May Be Effective

I spent an hour or so browsing the web in search of multiple myeloma articles. As I was surfing about the waves of data ebbing and flowing past my screen, I realized that I was seeing three words used with remarkable regularity. The words are

May Be Effective

I realized that in the attempts to be positive and encouraging, many writers were actually being kind of lazy. There are lots of adjectives which might be substituted for the root word “possible.” but not many were out there looking for them. For some reason it made me think about hugging. As I grew up, polite society reserved hugs as a form of intimate contact, reserved for only the closest of friends, or better yet family. A peck on the cheek was equally frowned upon. I’m certain that this dates me as something pre-Cambrian and possibly even Jurassic, but then again my children circled me one morning and asked me what dinosaurs looked like in person. When I objected to the insinuation of my antiquity, they immediately set out to make me feel better by creating a list of things older than me. The first item was dirt.

But I digress.

The number of times I see headlines or body text which contains the three words boldly inscribed above is actually kind of remarkable, and causes me to believe in the multitude of possibilities implied. I have concluded that broken glass may be effective in reducing the progression of cancer, as might be plastic tie wraps and elephant dung. The fact is, that anything that May Be Effective has a fifty-fifty chance of May Not Be Effective. In short, the articles which use this turn of the phrase aren’t really saying very much.

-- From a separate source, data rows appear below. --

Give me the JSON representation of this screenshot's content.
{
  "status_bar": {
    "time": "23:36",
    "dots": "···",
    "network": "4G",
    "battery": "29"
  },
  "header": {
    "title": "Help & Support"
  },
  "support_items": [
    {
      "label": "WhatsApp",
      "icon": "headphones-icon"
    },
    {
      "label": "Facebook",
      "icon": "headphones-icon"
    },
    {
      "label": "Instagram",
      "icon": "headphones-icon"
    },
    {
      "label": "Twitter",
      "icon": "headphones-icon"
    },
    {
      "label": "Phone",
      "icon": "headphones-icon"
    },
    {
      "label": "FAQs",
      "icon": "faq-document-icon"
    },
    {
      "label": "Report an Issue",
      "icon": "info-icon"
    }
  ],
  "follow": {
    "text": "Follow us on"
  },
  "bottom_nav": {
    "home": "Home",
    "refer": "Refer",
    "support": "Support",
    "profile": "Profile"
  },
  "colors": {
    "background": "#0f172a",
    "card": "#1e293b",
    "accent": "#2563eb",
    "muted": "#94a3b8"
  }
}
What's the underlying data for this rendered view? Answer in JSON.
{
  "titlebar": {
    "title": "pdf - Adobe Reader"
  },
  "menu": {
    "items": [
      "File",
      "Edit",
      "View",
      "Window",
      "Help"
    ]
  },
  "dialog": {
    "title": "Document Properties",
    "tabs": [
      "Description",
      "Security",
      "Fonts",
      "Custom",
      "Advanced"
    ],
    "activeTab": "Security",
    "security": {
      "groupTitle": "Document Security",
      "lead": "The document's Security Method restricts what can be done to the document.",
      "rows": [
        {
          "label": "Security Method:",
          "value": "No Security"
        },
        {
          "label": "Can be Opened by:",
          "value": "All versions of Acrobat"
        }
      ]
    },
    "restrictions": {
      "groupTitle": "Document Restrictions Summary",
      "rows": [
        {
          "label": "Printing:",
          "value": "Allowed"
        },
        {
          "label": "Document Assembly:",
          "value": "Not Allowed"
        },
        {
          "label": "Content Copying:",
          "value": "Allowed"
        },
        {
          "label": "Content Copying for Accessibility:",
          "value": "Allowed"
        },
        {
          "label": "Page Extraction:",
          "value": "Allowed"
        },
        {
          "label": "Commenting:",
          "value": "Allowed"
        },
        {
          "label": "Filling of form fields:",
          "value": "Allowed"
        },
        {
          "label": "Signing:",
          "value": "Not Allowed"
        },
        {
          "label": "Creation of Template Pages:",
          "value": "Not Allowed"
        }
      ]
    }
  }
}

The thing is, I have seen articles which have said that Doxorubicin may be effective in killing the cancer cells of some patients. My own personal experience with the compound demonstrated that it certainly was. The next thing I learned was that it was even more effective in killing my healthy cells, devastating a lot more of them than it did the intended target. As I consider this, I can only assume that the possibility of what happened to me probably never made it into the text which gave rise to its positive possible outcomes. Just the other day I was visiting my new oncologist and he noticed my tee shirt proclaiming “Doxorubicin Sucks.” Asking where he could get a shirt like it was the second question he asked. The first one was, have you had your heart examined for damage? Thankfully I could answer in the affirmative, in fact, my exposure to Doxorubicin, or “the Red Death” as it is also referred, has caused a long line of physicians to send me for cardiac testing. All of it proved positive I’m happy, and here, to say.

But I think I’ve made my point here. We should take a lot of what we read with a grain of salt. Absolutely nothing in the arsenal of anti-cancer weapons can stand up to blanket statements. We are all like little snowflakes, each of us with special ingredients in our body fluids and compounds that make us individual. While our own cancer cells may be rubber stamped from the same pattern, that’s about the only thing that is. Out of fairness, considering how often we see how this or that thing may be effective in some people, we should be seeing equal time given to this or that thing not being worth crap in some people as well.

The truth is, it’s not very common to see followup articles on research that was promoted as showing promise but turned out to be a dud. For that reason, I tend to read with a prejudiced and jaundiced eye as I tour the happy little glades of medical promissory notes littering the media. For the most part, I want to learn the names of things being tried, what their methodology is, and what stage of research they’re in. Until anything passes at least two human trials, I refuse to take it seriously. The reason I wait for two trials to go by is that the first one establishes a possibility of viability and the second one confirms or denies the results of the first. Even then I’m not ready to jump on the bandwagon, I’m simply willing to listen. But as I do, I expect to hear about both the positives and negatives. Then I like to see some time go by just in case there’s a delayed reaction to a given candidate treatment. It’s not unusual to hear that a year after successful trials were completed, that some percentage of the patients in the study groups suffered organ failure or some other tragic consequence.

On the whole, much of the medical writing is too cavalier for my tastes. Then again, I am vehemently against the advertising of prescription drugs to the lay audience. Even those of us who try to be apprised of our conditions and the treatments available aren’t qualified to be flat out telling our doctor that we want to try this or that remedy. Better we ask them which ones are available, and then have discussions about the pros and cons of each as they relate specifically to us. I am fervently in favor of patients participating in the strategies of care that apply to them, but not to dictate what that care should be. I personally think that the idea of marching in to your oncologist’s office and declaring that you will be starting RVD pretty much eliminates the whole idea of having an oncologist at your disposal. Asking your doctor if the RVD combination is appropriate is a legitimate question. Yet I have listened and read as multiple myeloma patients have said how they told their oncologist they wanted this or that therapy, and when the physician showed reticence, they bragged that they found someone who agreed with them. There are good reasons to change oncologists, but questioning a patient’s ideas on therapy shouldn’t be one of them. Especially because they were led to believe in a panacea of wellness that said their chosen therapy May Be Effective.